The fish-to-tetrapod transition has been described as one of the fundamental problems in evolutionary biology. Over 350 million years ago, during the late Devonian period, fish began to inhabit shallower and shallower water, until the four-limbed vertebrates (tetrapods), of which humans belong, began to roam across land.
Many questions surround this transition, including at what point one of the most significant evolutionary changes, the development of vertebrate hand and feet, originated. However, an ancient fish fossil found in Canada has helped to uncover the mystery of how the human hand evolved from fish fins.

The remarkably complete specimen of Elpistostege, measuring in at 1.57 meters (5.15 feet) long, included the first entire arm skeleton seen in this order of fish. Using high energy CT scans, researchers were able to uncover the tetrapod-like arm features in the pectoral fin of the fossil. Some of the structures revealed in the study, published in Nature, includes the presence of a humerus (arm), radius and ulna (forearm), row of carpus (wrist) and phalanges organized in digits (fingers).
“This is the first time that we have unequivocally discovered fingers locked in a fin with fin-rays in any known fish,” John Long, Professor in Palaeontology at Flinders University, Australia, said in a statement. “The articulating digits in the fin are like the finger bones found in the hands of most animals.”

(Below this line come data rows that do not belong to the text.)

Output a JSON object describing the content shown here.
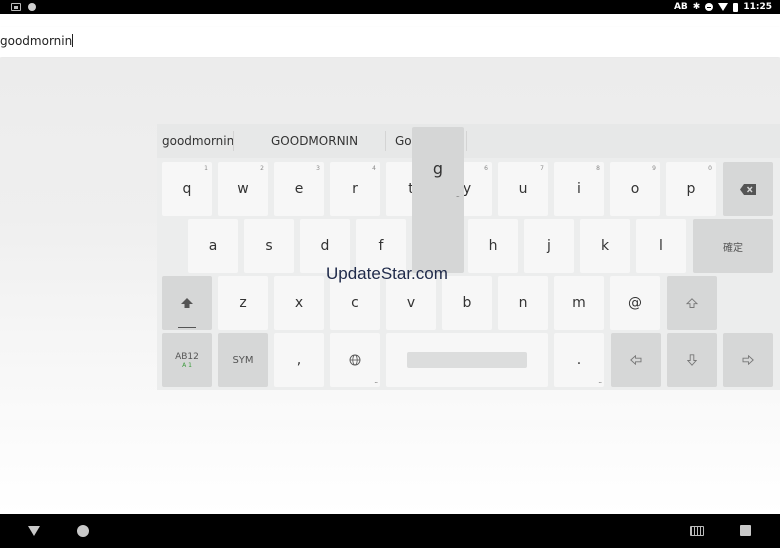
{
  "status_bar": {
    "input_mode": "AB",
    "time": "11:25"
  },
  "text_field": {
    "value": "goodmornin"
  },
  "keyboard": {
    "candidates": [
      "goodmornin",
      "GOODMORNIN",
      "Go"
    ],
    "popup_char": "g",
    "row1": [
      {
        "label": "q",
        "hint": "1"
      },
      {
        "label": "w",
        "hint": "2"
      },
      {
        "label": "e",
        "hint": "3"
      },
      {
        "label": "r",
        "hint": "4"
      },
      {
        "label": "t",
        "hint": "5"
      },
      {
        "label": "y",
        "hint": "6"
      },
      {
        "label": "u",
        "hint": "7"
      },
      {
        "label": "i",
        "hint": "8"
      },
      {
        "label": "o",
        "hint": "9"
      },
      {
        "label": "p",
        "hint": "0"
      }
    ],
    "row2": [
      "a",
      "s",
      "d",
      "f",
      "g",
      "h",
      "j",
      "k",
      "l"
    ],
    "row3": [
      "z",
      "x",
      "c",
      "v",
      "b",
      "n",
      "m",
      "@"
    ],
    "confirm_label": "確定",
    "mode_label": "AB12",
    "mode_sub": "A 1",
    "sym_label": "SYM",
    "comma_label": ",",
    "period_label": ".",
    "icons": {
      "backspace": "backspace-icon",
      "shift": "shift-icon",
      "globe": "globe-icon",
      "left": "arrow-left-icon",
      "down": "arrow-down-icon",
      "right": "arrow-right-icon"
    }
  },
  "watermark": "UpdateStar.com"
}
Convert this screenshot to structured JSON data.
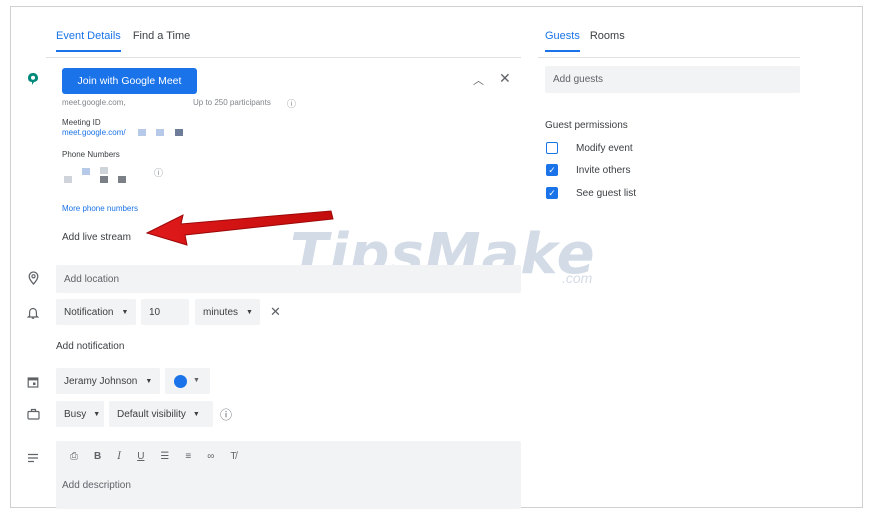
{
  "tabs": {
    "event_details": "Event Details",
    "find_time": "Find a Time"
  },
  "right_tabs": {
    "guests": "Guests",
    "rooms": "Rooms"
  },
  "meet": {
    "button": "Join with Google Meet",
    "url": "meet.google.com,",
    "participants": "Up to 250 participants",
    "meeting_id_label": "Meeting ID",
    "meeting_id_value": "meet.google.com/",
    "phone_label": "Phone Numbers",
    "more_phones": "More phone numbers",
    "live_stream": "Add live stream"
  },
  "location": {
    "placeholder": "Add location"
  },
  "notification": {
    "type": "Notification",
    "value": "10",
    "unit": "minutes",
    "add": "Add notification"
  },
  "calendar": {
    "owner": "Jeramy Johnson",
    "color": "#1a73e8"
  },
  "availability": {
    "status": "Busy",
    "visibility": "Default visibility"
  },
  "description": {
    "placeholder": "Add description"
  },
  "guests": {
    "placeholder": "Add guests"
  },
  "permissions": {
    "title": "Guest permissions",
    "items": [
      {
        "label": "Modify event",
        "checked": false
      },
      {
        "label": "Invite others",
        "checked": true
      },
      {
        "label": "See guest list",
        "checked": true
      }
    ]
  },
  "watermark": {
    "main": "TipsMake",
    "suffix": ".com"
  }
}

Previous fossils from around the time of the fish-to-tetrapod transition have been studied by paleontologists to help us understand the evolution from a fish fin to a tetrapod limb. Until now, most fossils of the lobe-finned fish that were around in this period (elpistostegalians), between 393 and 359 million years ago, have been found incomplete. This Elpistostege specimen is not only crowned as the most complete elpistostegalian fossil to date, but it also has now overtaken the Tiktaalik species, from Arctic Canada to claim the position of the nearest fish from the tetrapods.
“Elpistostege is not necessarily our ancestor, but it is closest we can get to a true ‘transitional fossil’, an intermediate between fishes and tetrapods,” study co-author Richard Cloutier, from Universite du Quebec a Rimouski, Canada, said.
Cloutier also explained the necessity for the fish to develop fingers when transitioning to the land. “The origin of digits relates to developing the capability for the fish to support its weight in shallow water or for short trips out on land,” Cloutier said. “The increased number of small bones in the fin allows more planes of flexibility to spread out its weight through the fin.”
Speaking to IFLScience, John Long, one of Cloutier’s fellow co-authors, emphasized the teamwork involved in “showing precisely how fishes gave us the finger!”
“For me, the most rewarding part of the research was working with the entire team from Rimouski and at Flinders, as we slowly revealed the story of this incredible fossil, the first ancient fish to have digits present in its fins,” Long told IFLScience.